She pauses and, with a dizzying swoop into her baritone register, adds, "I literally have no other marketable skills, so I'm happy that singing is working out."
Above all, Brueggergosman is proud to be Canadian. "Like New Zealanders, we're an autonomous culture that exists close to a very strong other culture. And to maintain your individuality, you have to find ways apart from just saying, 'We're not them'."
She has long been a fan of our country and wants to make the most of her five days here. "Wherever I go, I maximise," she laughs, admitting that she would like to catch up on some of our South Pacific drum'n'bass culture.
"I have this Shapeshifter album that blows my mind. And is there any way I could get to hang out with Jay Z and Fat Freddy's Drop?"
I point out that the APO has worked extensively with South Auckland hip-hop culture in the ongoing Remix the Orchestra project.

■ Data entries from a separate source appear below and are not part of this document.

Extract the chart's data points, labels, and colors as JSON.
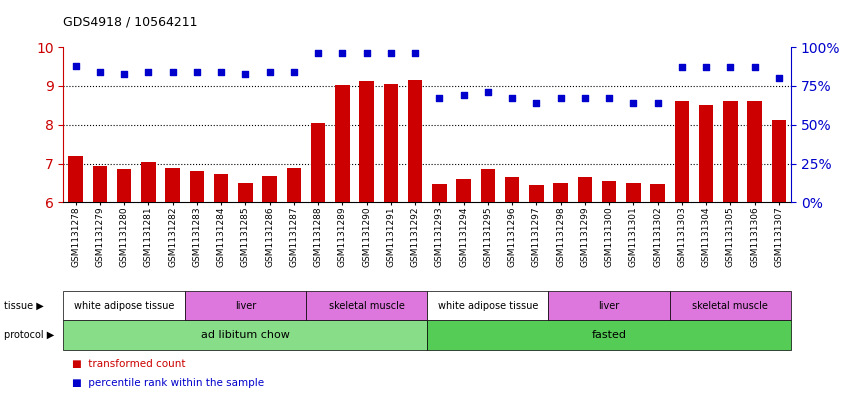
{
  "title": "GDS4918 / 10564211",
  "samples": [
    "GSM1131278",
    "GSM1131279",
    "GSM1131280",
    "GSM1131281",
    "GSM1131282",
    "GSM1131283",
    "GSM1131284",
    "GSM1131285",
    "GSM1131286",
    "GSM1131287",
    "GSM1131288",
    "GSM1131289",
    "GSM1131290",
    "GSM1131291",
    "GSM1131292",
    "GSM1131293",
    "GSM1131294",
    "GSM1131295",
    "GSM1131296",
    "GSM1131297",
    "GSM1131298",
    "GSM1131299",
    "GSM1131300",
    "GSM1131301",
    "GSM1131302",
    "GSM1131303",
    "GSM1131304",
    "GSM1131305",
    "GSM1131306",
    "GSM1131307"
  ],
  "transformed_count": [
    7.2,
    6.95,
    6.85,
    7.05,
    6.88,
    6.8,
    6.72,
    6.5,
    6.68,
    6.88,
    8.05,
    9.02,
    9.12,
    9.05,
    9.15,
    6.48,
    6.6,
    6.85,
    6.65,
    6.45,
    6.5,
    6.65,
    6.55,
    6.5,
    6.48,
    8.6,
    8.5,
    8.62,
    8.6,
    8.12
  ],
  "percentile_rank": [
    88,
    84,
    83,
    84,
    84,
    84,
    84,
    83,
    84,
    84,
    96,
    96,
    96,
    96,
    96,
    67,
    69,
    71,
    67,
    64,
    67,
    67,
    67,
    64,
    64,
    87,
    87,
    87,
    87,
    80
  ],
  "ylim_left": [
    6,
    10
  ],
  "ylim_right": [
    0,
    100
  ],
  "yticks_left": [
    6,
    7,
    8,
    9,
    10
  ],
  "yticks_right": [
    0,
    25,
    50,
    75,
    100
  ],
  "bar_color": "#CC0000",
  "dot_color": "#0000CC",
  "protocol_regions": [
    {
      "label": "ad libitum chow",
      "start": 0,
      "end": 15,
      "color": "#88DD88"
    },
    {
      "label": "fasted",
      "start": 15,
      "end": 30,
      "color": "#55CC55"
    }
  ],
  "tissue_regions": [
    {
      "label": "white adipose tissue",
      "start": 0,
      "end": 5,
      "color": "#FFFFFF"
    },
    {
      "label": "liver",
      "start": 5,
      "end": 10,
      "color": "#DD77DD"
    },
    {
      "label": "skeletal muscle",
      "start": 10,
      "end": 15,
      "color": "#DD77DD"
    },
    {
      "label": "white adipose tissue",
      "start": 15,
      "end": 20,
      "color": "#FFFFFF"
    },
    {
      "label": "liver",
      "start": 20,
      "end": 25,
      "color": "#DD77DD"
    },
    {
      "label": "skeletal muscle",
      "start": 25,
      "end": 30,
      "color": "#DD77DD"
    }
  ]
}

Brueggergosman is ecstatic in a way only a true diva can be.
"Trinity Roots, the Black Seeds and all your guys are doing it right. Drum'n'bass and symphonic music were born to be together and a lot of that stuff is happening in New Zealand."
We rove over some of her unexpected but high profile activities, such as singing the Olympic Hymn at Vancouver's 2010 Winter Olympics. "All those people and the millions who see it on TV, and all I was thinking was, 'God, please help me remember the words'."

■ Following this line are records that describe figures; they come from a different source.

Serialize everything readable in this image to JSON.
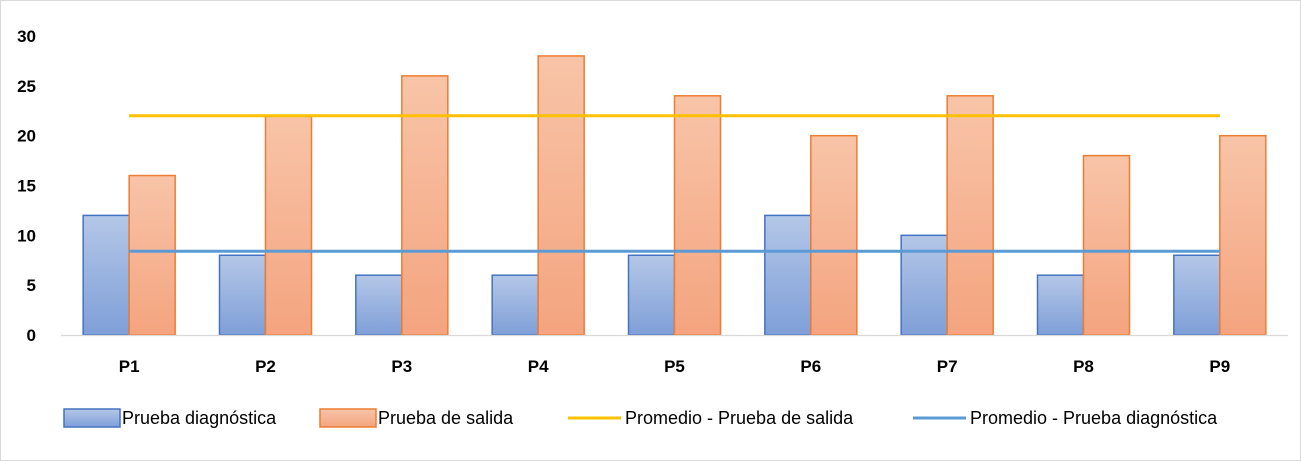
{
  "chart_data": {
    "type": "bar",
    "categories": [
      "P1",
      "P2",
      "P3",
      "P4",
      "P5",
      "P6",
      "P7",
      "P8",
      "P9"
    ],
    "series": [
      {
        "name": "Prueba diagnóstica",
        "values": [
          12,
          8,
          6,
          6,
          8,
          12,
          10,
          6,
          8
        ],
        "color": "#8faadc"
      },
      {
        "name": "Prueba de salida",
        "values": [
          16,
          22,
          26,
          28,
          24,
          20,
          24,
          18,
          20
        ],
        "color": "#f4b183"
      }
    ],
    "lines": [
      {
        "name": "Promedio - Prueba de salida",
        "value": 22,
        "color": "#ffc000"
      },
      {
        "name": "Promedio - Prueba diagnóstica",
        "value": 8.4,
        "color": "#5b9bd5"
      }
    ],
    "yticks": [
      "0",
      "5",
      "10",
      "15",
      "20",
      "25",
      "30"
    ],
    "ylim": [
      0,
      30
    ],
    "grid": false,
    "legend_position": "bottom"
  }
}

A judge on Canada's Got Talent, she admits that "if you have a Kiwi brand of crazy, then this is the Canadian one. You get everything from Winnipeg cloggers to East Indian Bollywooders," she laughs. "I learned so much about our country."
"Pourquoi pas?" crops up regularly in our conversation. It's a neat encapsulation of the soprano's life philosophy. "I kind of like this whole weird, drop-in-the-pan sort of life, where everything has the built-in motto of 'why not?"'
Brueggergosman is suddenly serious when we talk of the Strauss songs she will give us next Thursday. She learned them as a student in Germany "to sing with a little orchestra in Bamberg", but realised from the start that "these songs were very important; monumental touchstones of the repertoire".

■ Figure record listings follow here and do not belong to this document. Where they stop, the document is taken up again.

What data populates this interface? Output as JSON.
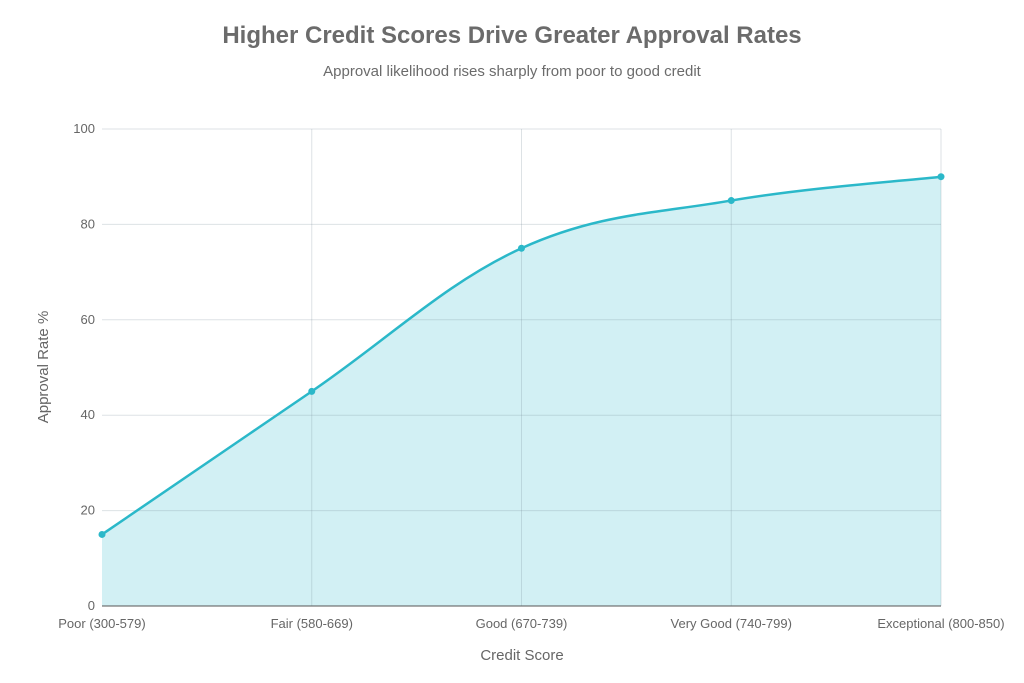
{
  "chart_data": {
    "type": "area",
    "title": "Higher Credit Scores Drive Greater Approval Rates",
    "subtitle": "Approval likelihood rises sharply from poor to good credit",
    "xlabel": "Credit Score",
    "ylabel": "Approval Rate %",
    "categories": [
      "Poor (300-579)",
      "Fair (580-669)",
      "Good (670-739)",
      "Very Good (740-799)",
      "Exceptional (800-850)"
    ],
    "values": [
      15,
      45,
      75,
      85,
      90
    ],
    "ylim": [
      0,
      100
    ],
    "yticks": [
      0,
      20,
      40,
      60,
      80,
      100
    ],
    "grid": true,
    "line_color": "#2bb8c9",
    "fill_color": "#d2f0f4"
  }
}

She puts forward a goddess list of the great interpreters who have gone before her, names like Elisabeth Schwarzkopf, Jessye Norman and Regine Crespin.
"Singing these songs makes you feel you're part of this crazy, exclusive club," she laughs. "These wonderful words fell off the lips of some of the greatest people of all time."
And I suspect that any of those goddesses would be only too happy to find a place for the Canadian soprano on their musical Olympus.